But contra Luther, the LCMS insists that you are always the greater sinner. They bid men be sorrowful for getting out of bed in the morning, for as they are sinners every temporal act of any kind must be shot through with the evil nestled in their hearts. And since they are such great sinners who desire clemency, when they hear of obscene acts committed against others they can only muster the Golden Rule: “I must do unto others as I would have them do unto me; I would have forgiveness for my wickedness, therefore I must ask them not to do it again and let them go free.”
“Two monks were walking, and they passed by a guy who was molesting a boy. And one monk says to the other, “Abba, aren’t you going to stop him?” And he said “I have my sins as well. Who am I to judge?” Mark Preus on The Gottesdeinst Crowd 263 In this life, clemency for the perpetrator is often cruelty for the victim(s).

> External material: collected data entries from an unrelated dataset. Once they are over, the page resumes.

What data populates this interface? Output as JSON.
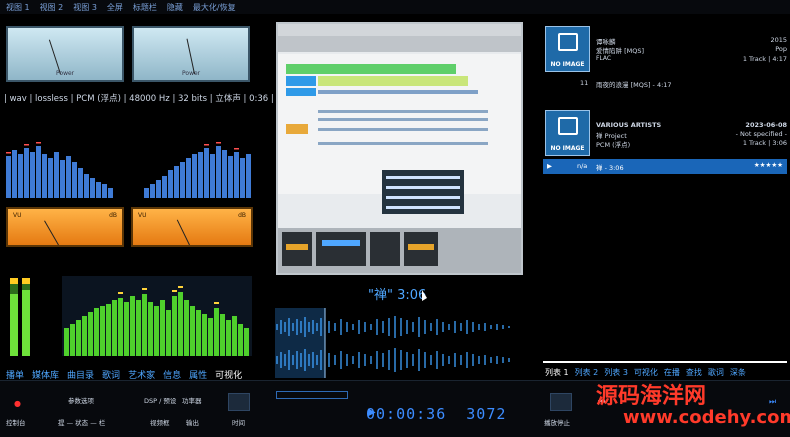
{
  "menu": [
    "视图 1",
    "视图 2",
    "视图 3",
    "全屏",
    "标题栏",
    "隐藏",
    "最大化/恢复"
  ],
  "vu_top": {
    "left_label": "Power",
    "right_label": "Power"
  },
  "format_line": "| wav | lossless | PCM (浮点) | 48000 Hz | 32 bits | 立体声 | 0:36 |",
  "vu_orange": {
    "label_vu": "VU",
    "label_db": "dB"
  },
  "left_tabs": [
    "播单",
    "媒体库",
    "曲目录",
    "歌词",
    "艺术家",
    "信息",
    "属性",
    "可视化"
  ],
  "left_tab_active": 7,
  "now_playing": {
    "title": "\"禅\" 3:06"
  },
  "album1": {
    "no_image": "NO IMAGE",
    "artist": "谭咏麟",
    "album": "爱情陷阱 [MQS]",
    "format": "FLAC",
    "year": "2015",
    "genre": "Pop",
    "tracks": "1 Track | 4:17",
    "track_no": "11",
    "track_title": "雨夜的浪漫 [MQS] - 4:17"
  },
  "album2": {
    "no_image": "NO IMAGE",
    "artist": "VARIOUS ARTISTS",
    "album": "禅 Project",
    "format": "PCM (浮点)",
    "date": "2023-06-08",
    "genre": "- Not specified -",
    "tracks": "1 Track | 3:06",
    "track_no": "n/a",
    "track_title": "禅 - 3:06",
    "rating": "★★★★★"
  },
  "right_tabs": [
    "列表 1",
    "列表 2",
    "列表 3",
    "可视化",
    "在播",
    "查找",
    "歌词",
    "深条"
  ],
  "right_tab_active": 0,
  "bottom": {
    "console": "控制台",
    "params": "参数选项",
    "status_line": "提 — 状态 — 栏",
    "dsp": "DSP / 预设",
    "effects": "功率器",
    "visualizer": "视频框",
    "output": "输出",
    "time_btn": "时间",
    "stop_after": "播放停止",
    "timer": "00:00:36",
    "bitrate": "3072"
  },
  "watermark": {
    "text": "源码海洋网",
    "url": "www.codehy.com"
  }
}
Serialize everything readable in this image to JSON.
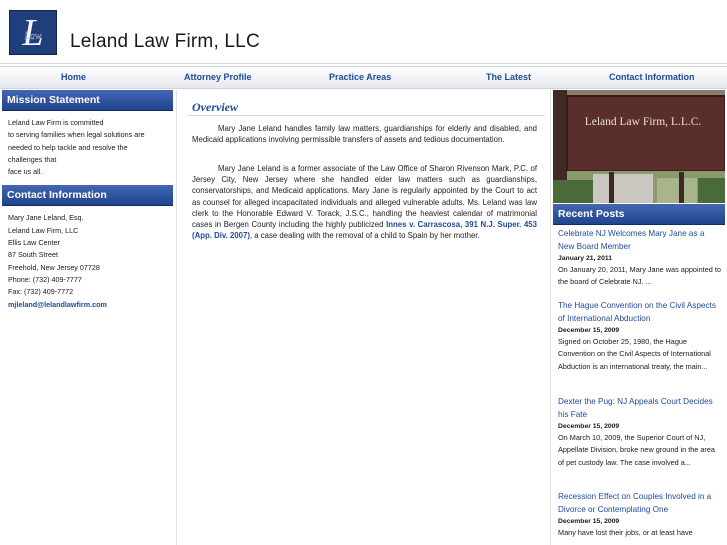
{
  "header": {
    "title": "Leland Law Firm, LLC",
    "logo_text": "Law",
    "logo_icon": "scales-logo"
  },
  "nav": {
    "items": [
      "Home",
      "Attorney Profile",
      "Practice Areas",
      "The Latest",
      "Contact Information"
    ]
  },
  "sidebar": {
    "mission": {
      "heading": "Mission Statement",
      "lines": [
        "Leland Law Firm is committed",
        "to serving families when legal solutions are",
        "needed to help tackle and resolve the",
        "challenges that",
        "face us all."
      ]
    },
    "contact": {
      "heading": "Contact Information",
      "lines": [
        "Mary Jane Leland, Esq.",
        "Leland Law Firm, LLC",
        "Ellis Law Center",
        "87 South Street",
        "Freehold, New Jersey 07728",
        "Phone: (732) 409-7777",
        "Fax: (732) 409-7772"
      ],
      "email": "mjleland@lelandlawfirm.com"
    }
  },
  "main": {
    "title": "Overview",
    "p1": "Mary Jane Leland handles family law matters, guardianships for elderly and disabled, and Medicaid applications involving permissible transfers of assets and tedious documentation.",
    "p2_a": "Mary Jane Leland is a former associate of the Law Office of Sharon Rivenson Mark, P.C. of Jersey City, New Jersey where she handled elder law matters such as guardianships, conservatorships, and Medicaid applications. Mary Jane is regularly appointed by the Court to act as counsel for alleged incapacitated individuals and alleged vulnerable adults. Ms. Leland was law clerk to the Honorable Edward V. Torack, J.S.C., handling the heaviest calendar of matrimonial cases in Bergen County including the highly publicized ",
    "p2_link": "Innes v. Carrascosa, 391 N.J. Super. 453 (App. Div. 2007)",
    "p2_b": ", a case dealing with the removal of a child to Spain by her mother."
  },
  "right": {
    "photo_sign": "Leland Law Firm, L.L.C.",
    "recent_heading": "Recent Posts",
    "posts": [
      {
        "title": "Celebrate NJ Welcomes Mary Jane as a New Board Member",
        "date": "January 21, 2011",
        "excerpt": "On January 20, 2011, Mary Jane was appointed to the board of Celebrate NJ. ..."
      },
      {
        "title": "The Hague Convention on the Civil Aspects of International Abduction",
        "date": "December 15, 2009",
        "excerpt": "Signed on October 25, 1980, the Hague Convention on the Civil Aspects of International Abduction is an international treaty, the main..."
      },
      {
        "title": "Dexter the Pug: NJ Appeals Court Decides his Fate",
        "date": "December 15, 2009",
        "excerpt": "On March 10, 2009, the Superior Court of NJ, Appellate Division, broke new ground in the area of pet custody law. The case involved a..."
      },
      {
        "title": "Recession Effect on Couples Involved in a Divorce or Contemplating One",
        "date": "December 15, 2009",
        "excerpt": "Many have lost their jobs, or at least have"
      }
    ]
  },
  "colors": {
    "accent": "#1f4a9a",
    "header_bar": "#20438d"
  }
}
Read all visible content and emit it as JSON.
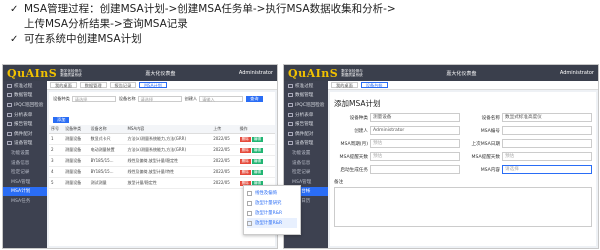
{
  "bullets": {
    "line1": "MSA管理过程：创建MSA计划->创建MSA任务单->执行MSA数据收集和分析->",
    "line2": "上传MSA分析结果->查询MSA记录",
    "line3": "可在系统中创建MSA计划",
    "check": "✓"
  },
  "app": {
    "logo": "QuAInS",
    "brand_line1": "数字化检测与",
    "brand_line2": "数据质量系统",
    "header_center": "嘉大化仪表盘",
    "user": "Administrator"
  },
  "left": {
    "sidebar": [
      "校准过程",
      "数据管理",
      "IPQC巡回检验",
      "分析表单",
      "报告管理",
      "偶件配对",
      "设备管理",
      "功能设置",
      "设备信息",
      "检定记录",
      "MSA管理",
      "MSA计划",
      "MSA任务"
    ],
    "tabs": [
      "我的桌面",
      "数据管理",
      "报告记录",
      "MSA计划"
    ],
    "filters": {
      "f1_label": "设备种类",
      "f1_ph": "请选择",
      "f2_label": "设备名称",
      "f2_ph": "请选择",
      "f3_label": "创建人",
      "f3_ph": "请输入",
      "query": "查询"
    },
    "add_label": "添加",
    "columns": [
      "序号",
      "设备种类",
      "设备名称",
      "MSA内容",
      "上传",
      "操作"
    ],
    "rows": [
      [
        "1",
        "测量设备",
        "数显式卡尺",
        "方法(x)测量系统能力,方法(GRR)",
        "2022/05"
      ],
      [
        "2",
        "测量设备",
        "电动测量装置",
        "方法(x)测量系统能力,方法(GRR)",
        "2022/05"
      ],
      [
        "3",
        "测量设备",
        "BY185/15...",
        "线性及偏倚,放型计量/稳定性",
        "2022/05"
      ],
      [
        "4",
        "测量设备",
        "BY185/15...",
        "线性及偏倚,放型计量/特性",
        "2022/05"
      ],
      [
        "5",
        "测量设备",
        "测试测量",
        "放型计量/稳定性",
        "2022/05"
      ]
    ],
    "op_edit": "编辑",
    "op_del": "删除"
  },
  "right": {
    "sidebar": [
      "校准过程",
      "数据管理",
      "IPQC巡回检验",
      "分析表单",
      "报告管理",
      "偶件配对",
      "设备管理",
      "功能设置",
      "设备信息",
      "检定记录",
      "MSA管理",
      "设备台帐",
      "工作日历"
    ],
    "tabs": [
      "我的桌面",
      "设备台帐"
    ],
    "title": "添加MSA计划",
    "fields": [
      {
        "label": "设备种类",
        "value": "测量设备"
      },
      {
        "label": "设备名称",
        "value": "数显式标准高度仪"
      },
      {
        "label": "创建人",
        "value": "Administrator"
      },
      {
        "label": "MSA编号",
        "value": ""
      },
      {
        "label": "MSA周期(月)",
        "value": "预估"
      },
      {
        "label": "上次MSA日期",
        "value": ""
      },
      {
        "label": "MSA提醒天数",
        "value": "预估"
      },
      {
        "label": "MSA提醒天数",
        "value": "预估"
      },
      {
        "label": "启动生成任务",
        "value": ""
      },
      {
        "label": "MSA内容",
        "value": "请选择"
      }
    ],
    "note_label": "备注",
    "dropdown": [
      "线性及偏倚",
      "放型计量研究",
      "放型计量R&R",
      "放型计量R&R"
    ]
  }
}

This is exactly what happens when you say that your own trifling sins are logs in your eye, whereas even the grossest most depraved and destructive sins of your neighbor are but specks in theirs — as I previously covered extensively. You would bid Hans the executioner to find other work and pat yourself on the back for your great mercy; and hence the world would be overrun with rogues.
Has this pastor been brought up on false doctrine charges yet? Of course not. If a layman says to randos on social media that the civil magistrate should perform capital punishment on those who murder infants in their mothers’ wombs and on sodomites, the synod president will use his agents to excommunicate him from his congregation. If a pastor says to the synod president’s face from the televised LCMS convention floor that the synod should adopt an anti-capital punishment platform (against the Confessions), he will be sent back to shepherd his congregation with nary a slap on the wrist.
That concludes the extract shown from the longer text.